Villeneuve-Saint-Georges : un héritage financier complexe pour le futur maire

À Villeneuve-Saint-Georges, le prochain maire devra jongler avec un budget restreint malgré des efforts de désendettement.
Villeneuve-Saint-Georges : un héritage financier complexe pour le futur maire
Villeneuve-Saint-Georges. La durée de désendettement de la ville atteignait plus de 24 années à l'issue des mandats de Sylvie Altman (PCF) en 2019. Elle fut ramenée à 6,4 ans en 2024 par l'ex-maire Philippe Gaudin (DVD), qui stoppa les investissement

En 2019, après deux mandats communistes, la ville était à deux doigts de la banqueroute. Philippe Gaudin (DVD), qui souhaitait abonder les impôts, a entrepris un désendettement de 2020 à 2024, mais au prix de coupes budgétaires sévères, laissant un arriéré de 3,5 millions d'euros. La maire actuelle, Kristell Niasme (LR), a entrepris de relancer les investissements.

Philippe Gaudin se remémore sa prise de fonction. À peine élu maire de Villeneuve-Saint-Georges (Val-de-Marne), il reçoit trois inspecteurs de la Chambre régionale des comptes qui l'informent de l'état déplorable des finances de la commune.

La municipalité, après deux mandats de Sylvie Altman (PCF), était au bord de la faillite, avec une dette atteignant 4,44 millions d'euros en 2019, soit 1 342,95 euros par habitant. À une semaine du premier tour des élections municipales, le Parisien a examiné la trajectoire de cette dette, dans une ville affichant le taux de pauvreté le plus élevé du Val-de-Marne et seulement 41 % de foyers imposables, selon l'Insee.

Le bilan révèle une légère amélioration, avec une réduction de plus de 27 % du montant de l'endettement. Cependant, le budget de Villeneuve-Saint-Georges se présente encore comme un défi, plus complexe que celui des autres municipalités du Val-de-Marne. Les candidats en lice pour le poste de maire multiplient les promesses alléchantes pour séduire les électeurs, mais l'héritage financier lourd de la ville pèse sur leurs projets.

En 2019, la durée de désendettement s'élevait à 24 ans, un niveau alarmant selon la Chambre régionale des comptes, qui soulignait que les charges de fonctionnement augmentaient plus rapidement que les recettes et que les dépenses de personnel avaient connu une flambée de 16,6 %. Pour la première fois cette année-là, la capacité d'autofinancement de la ville ne couvrait plus le service de la dette, qui avait augmenté de 18 %.

Philippe Gaudin se remémore la réaction des inspecteurs : « Vous aviez plein de projets dans votre programme ? La seule chose que vous devez faire, c'est des économies. » Déterminé, il a dû renoncer à plusieurs projets d'envergure.
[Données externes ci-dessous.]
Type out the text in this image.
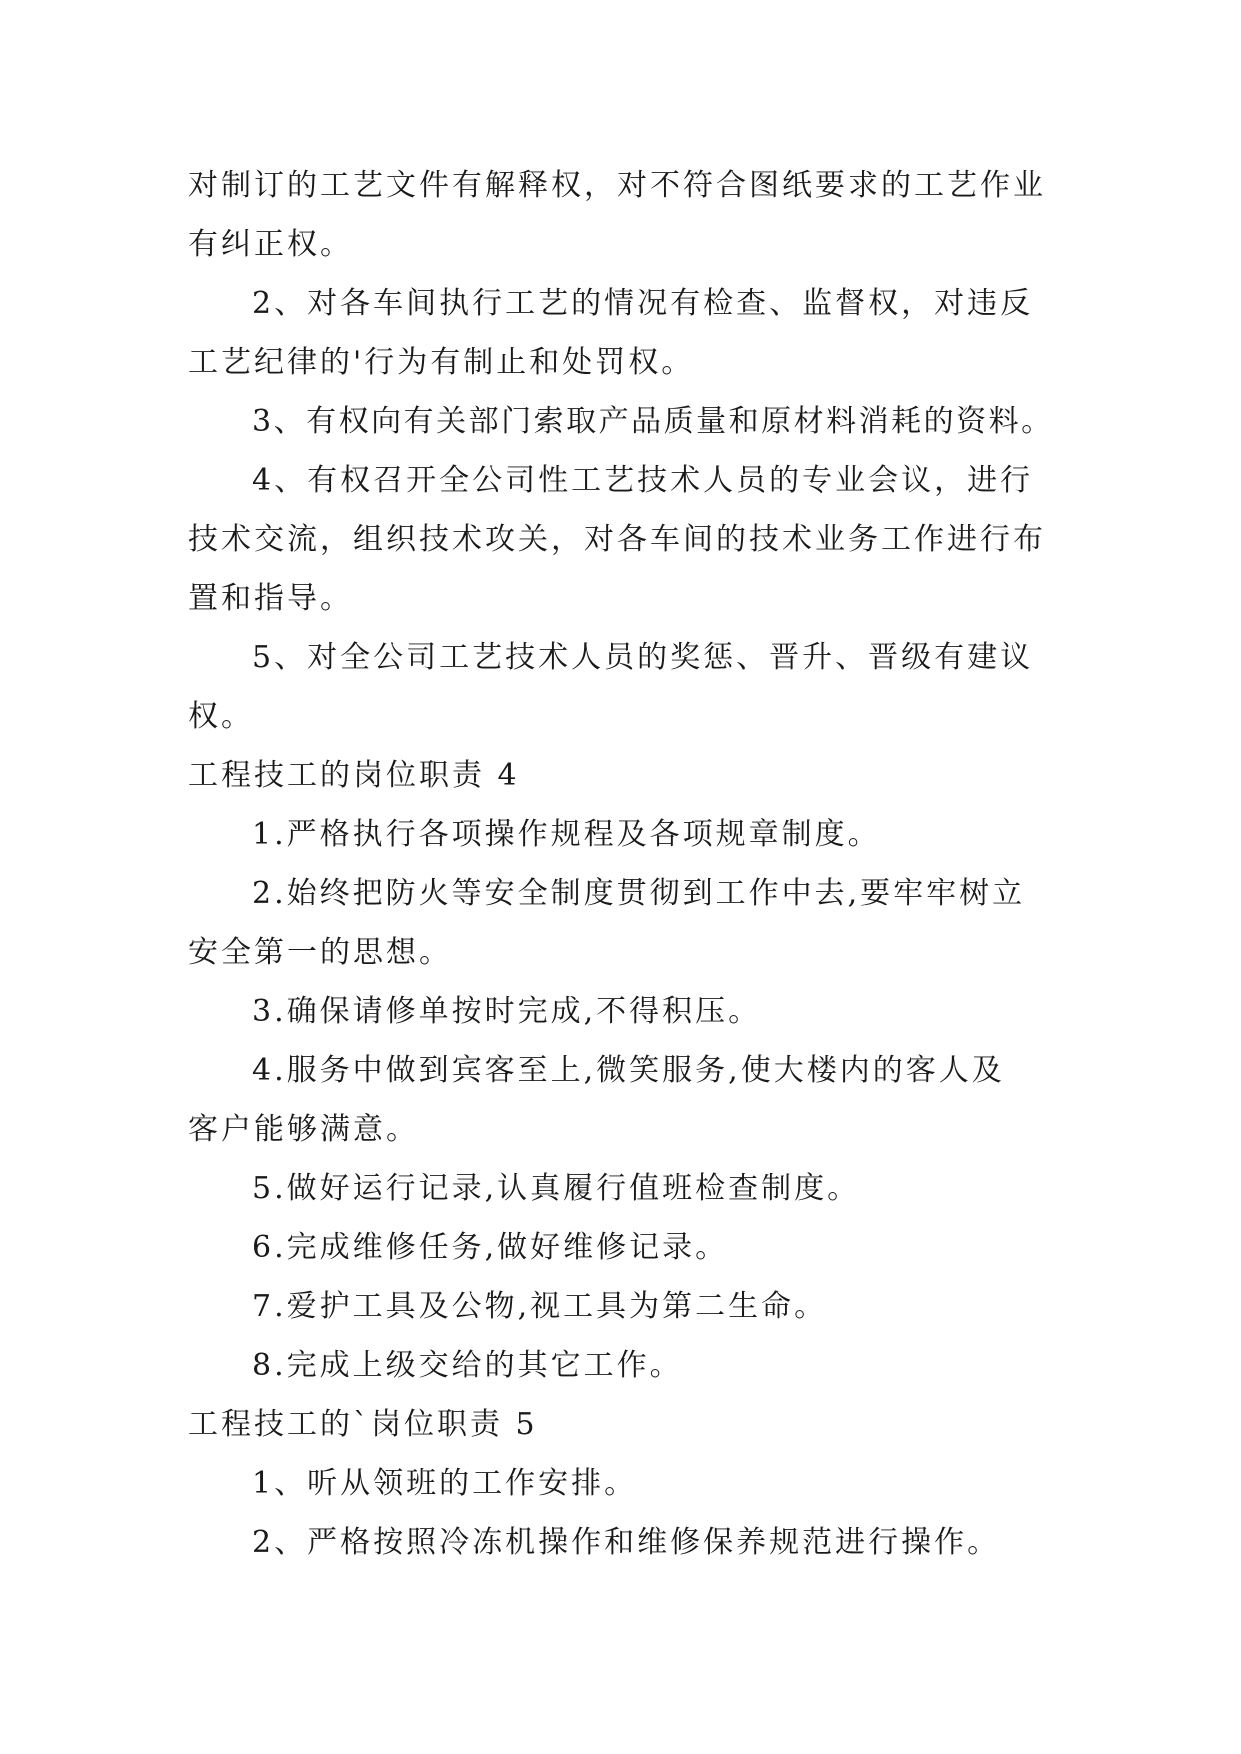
对制订的工艺文件有解释权，对不符合图纸要求的工艺作业
有纠正权。
2、对各车间执行工艺的情况有检查、监督权，对违反
工艺纪律的'行为有制止和处罚权。
3、有权向有关部门索取产品质量和原材料消耗的资料。
4、有权召开全公司性工艺技术人员的专业会议，进行
技术交流，组织技术攻关，对各车间的技术业务工作进行布
置和指导。
5、对全公司工艺技术人员的奖惩、晋升、晋级有建议
权。
工程技工的岗位职责 4
1.严格执行各项操作规程及各项规章制度。
2.始终把防火等安全制度贯彻到工作中去,要牢牢树立
安全第一的思想。
3.确保请修单按时完成,不得积压。
4.服务中做到宾客至上,微笑服务,使大楼内的客人及
客户能够满意。
5.做好运行记录,认真履行值班检查制度。
6.完成维修任务,做好维修记录。
7.爱护工具及公物,视工具为第二生命。
8.完成上级交给的其它工作。
工程技工的`岗位职责 5
1、听从领班的工作安排。
2、严格按照冷冻机操作和维修保养规范进行操作。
Gaudin laisse 3,5 millions d’euros d’impayés

Grâce à des coupes radicales, la dette a été réduite à 3,22 millions d'euros en 2024, soit 904 euros par habitant, et la durée d'endettement ramassée à 6,45 ans. Gaudin se félicite d'avoir laissé un excédent de 6 millions d'euros sans augmenter les impôts, bien qu'il ait initialement envisagé une hausse de la taxe foncière, projet qui avait suscité une vive opposition.

Un tournant survient en février 2025 lorsque Kristell Niasme (LR) prend les rênes après des élections municipales intempestives, hérité d’une montagne de factures impayées. Un audit de la CRC, réalisé peu après la passation de pouvoirs, a révélé un montant alarmant de 3,5 millions d'euros d'impayés, attribués à des dysfonctionnements majeurs.

« Nous poursuivons le désendettement »

Kristell Niasme s'est retrouvée à devoir « faire davantage avec moins », dénonçant la gestion de Gaudin comme une politique de parconfigie qui laisse les factures impayées et entraîne un délabrement du patrimoine. « C’est 350 000 euros de frais d’avocat pour des plaintes qu’il a engagées et qu’il perd. » Elle met en avant une politique de désendettement, avec un niveau d'endettement actuel de 884 euros par habitant, contre 986 euros en moyenne dans le Val-de-Marne. Toutefois, le report du débat sur les orientations budgétaires de 2026 remet en question sa transparence, provoquant la critique des candidats de gauche.